Les cantons romands sont champions lorsqu'il s'agit d'évoquer le fédéralisme contre les visées interventionnistes de l'Etat central, mais étrangement, ses conseillers d'Etat n'ont pas répondu à l'appel de la Conférence internationale sur le fédéralisme qui s'achève ce vendredi à Saint-Gall. Sur un budget de 5 millions de francs pour cet événement rassemblant experts et politiciens de haut vol, la Conférence des gouvernements cantonaux en assume pourtant 2 millions, autant que la Confédération. Les Canadiens, dont il est bien connu que certains sont francophones, ont envoyé une importante délégation, et leur premier ministre, Jean Chrétien, prononce le discours de clôture aux côtés de la conseillère fédérale Ruth Metzler. La Fribourgeoise Ruth Lüthi, seule représentante romande avec son collègue valaisan Wilhelm Schnyder, précise que les invitations ont été envoyées longtemps à l'avance. André Baltensperger, ancien secrétaire de la Conférence des gouvernements cantonaux qui a participé à l'élaboration du forum de Saint-Gall, regrette l'absence des Romands, mais se montre diplomate: «Si la conférence s'était tenue à Lausanne, ils auraient été plus nombreux.»
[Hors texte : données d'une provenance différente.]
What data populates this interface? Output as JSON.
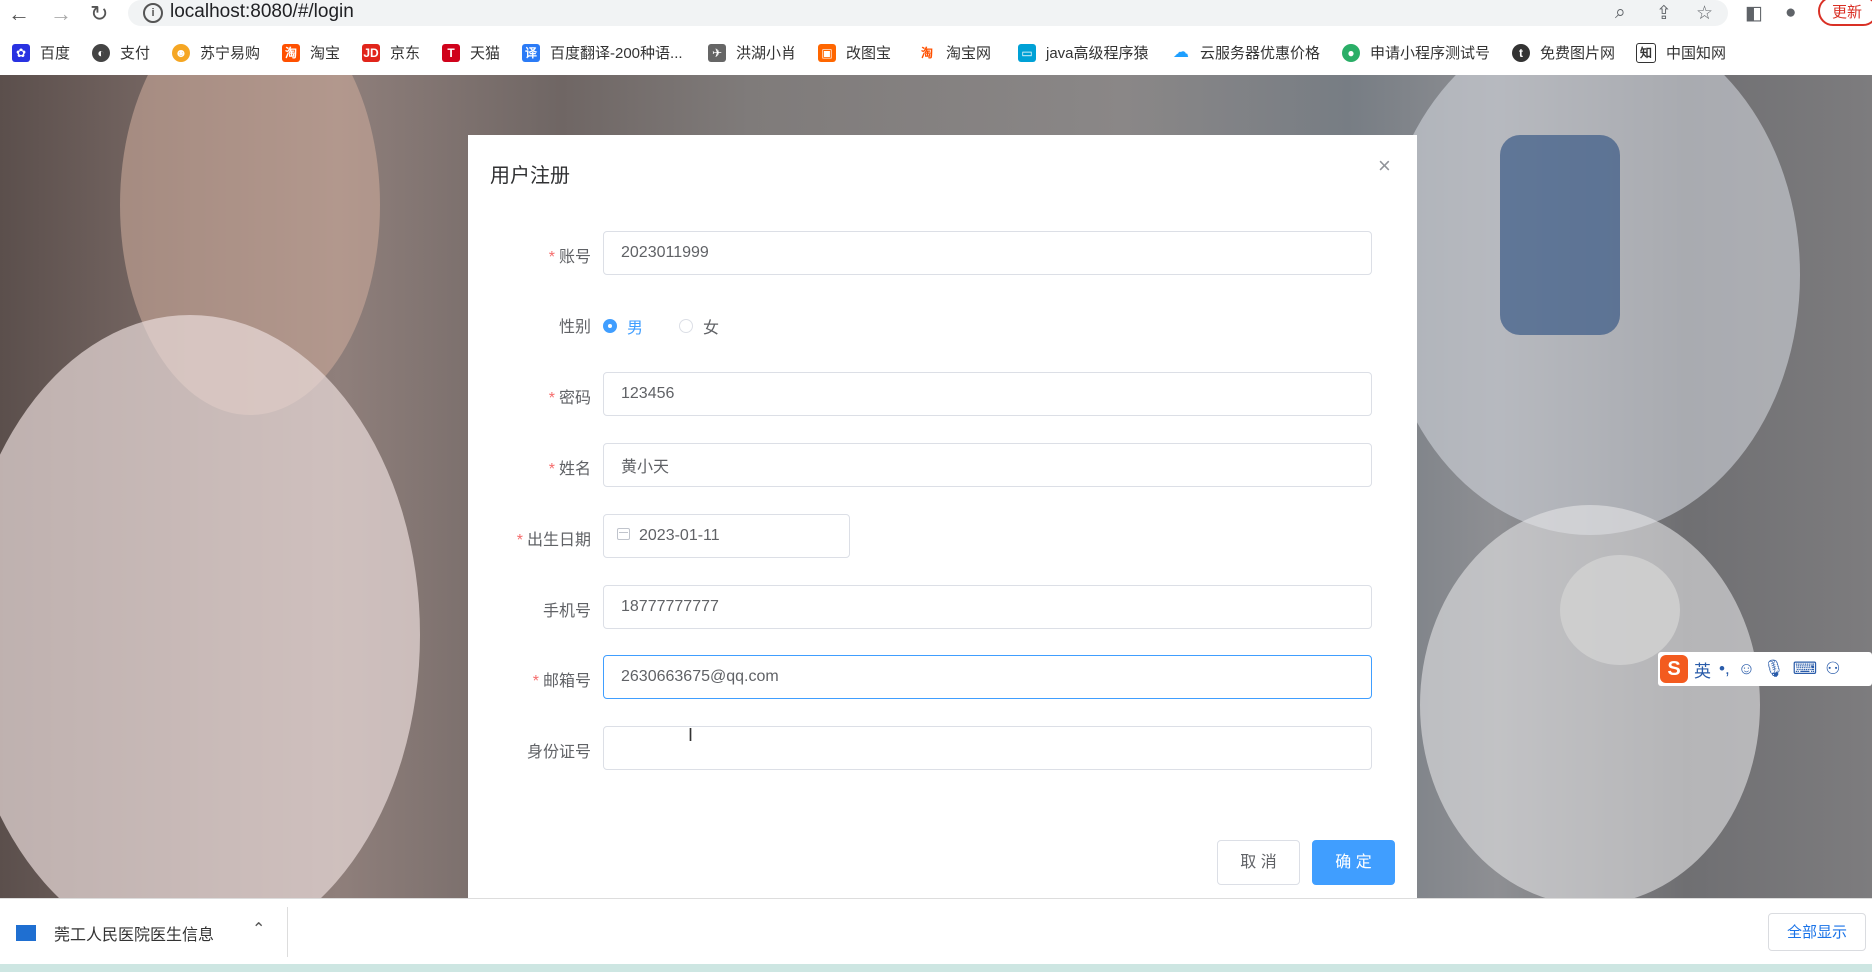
{
  "browser": {
    "url": "localhost:8080/#/login",
    "update_label": "更新"
  },
  "bookmarks": [
    {
      "label": "百度",
      "color": "#2932e1"
    },
    {
      "label": "支付",
      "color": "#444444"
    },
    {
      "label": "苏宁易购",
      "color": "#f5a623"
    },
    {
      "label": "淘宝",
      "color": "#ff5000"
    },
    {
      "label": "京东",
      "color": "#e1251b"
    },
    {
      "label": "天猫",
      "color": "#d0021b"
    },
    {
      "label": "百度翻译-200种语...",
      "color": "#2b7bf6"
    },
    {
      "label": "洪湖小肖",
      "color": "#666666"
    },
    {
      "label": "改图宝",
      "color": "#ff6600"
    },
    {
      "label": "淘宝网",
      "color": "#ff5000"
    },
    {
      "label": "java高级程序猿",
      "color": "#00a1d6"
    },
    {
      "label": "云服务器优惠价格",
      "color": "#1e9fff"
    },
    {
      "label": "申请小程序测试号",
      "color": "#2aae67"
    },
    {
      "label": "免费图片网",
      "color": "#333333"
    },
    {
      "label": "中国知网",
      "color": "#333333"
    }
  ],
  "dialog": {
    "title": "用户注册",
    "fields": {
      "account": {
        "label": "账号",
        "value": "2023011999"
      },
      "gender": {
        "label": "性别",
        "options": [
          "男",
          "女"
        ],
        "selected": "男"
      },
      "password": {
        "label": "密码",
        "value": "123456"
      },
      "name": {
        "label": "姓名",
        "value": "黄小天"
      },
      "birthday": {
        "label": "出生日期",
        "value": "2023-01-11"
      },
      "phone": {
        "label": "手机号",
        "value": "18777777777"
      },
      "email": {
        "label": "邮箱号",
        "value": "2630663675@qq.com"
      },
      "idcard": {
        "label": "身份证号",
        "value": ""
      }
    },
    "cancel_label": "取 消",
    "ok_label": "确 定"
  },
  "ime": {
    "mode": "英"
  },
  "downloads": {
    "item_label": "莞工人民医院医生信息",
    "show_all": "全部显示"
  },
  "colors": {
    "primary": "#409eff",
    "required": "#f56c6c"
  }
}
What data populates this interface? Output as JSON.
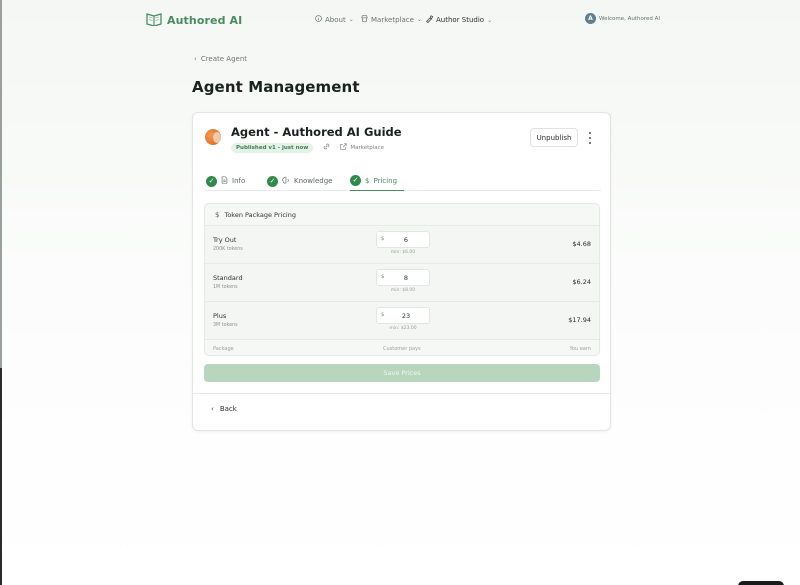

«L'absence du canton de Vaud est due à la transition de gouvernement, ainsi qu'aux travaux importants en début de législature», indique Chantal Tauxe, porte-parole au Département vaudois des institutions et relations extérieures. Le chancelier genevois, Robert Hensler, invoque également la charge due à la rentrée politique et notamment une séance extraordinaire du Grand Conseil. «L'absence de Genève est liée aux agendas respectifs, il n'y a pas d'autre raison», dit-il. Tout avait été fait pour attirer un public suisse, ainsi que l'explique Luzius Mader, vice-directeur de l'Office fédéral de la justice et un des concepteurs de la conférence: le thème du fédéralisme fiscal, un des trois grands volets, lui était destiné. Outre une forte représentation de Suisse orientale, presque tous les autres cantons, y compris le Tessin, ont délégué un conseiller d'Etat. Erhard Meister, directeur de l'Economie publique de Schaffhouse et membre de l'UDC, présidait un groupe de travail sur la gestion des conflits et les formes d'intervention internationale. «Cela me sort du train-train quotidien et permet de prendre de la distance face à mes propres problèmes», a-t-il déclaré à l'issue de la discussion illustrée par le cas de la Somalie. La question débattue dans un groupe parallèle sur les compétences cantonales et la péréquation financière est-elle un luxe? «Oui, nous sommes un peu comme dans une bulle en dehors au monde réel», répond le Schaffhousois.

Les Romands ne sont pas les seuls grands absents de ce forum sur le fédéralisme: les Américains n'ont pas fait le voyage. Dans un premier temps, les diplomates des deux pays avaient caressé l'idée de faire venir George Bush, mais les organisateurs ont renoncé, craignant que sa présence n'éclipse le contenu des discussions.

Catherine Cossy, Saint-Gall

l Le premier ministre belge, Guy Verhofstadt, a annoncé jeudi que la prochaine édition de la conférence sur le fédéralisme, dans deux ans, aurait lieu en Belgique.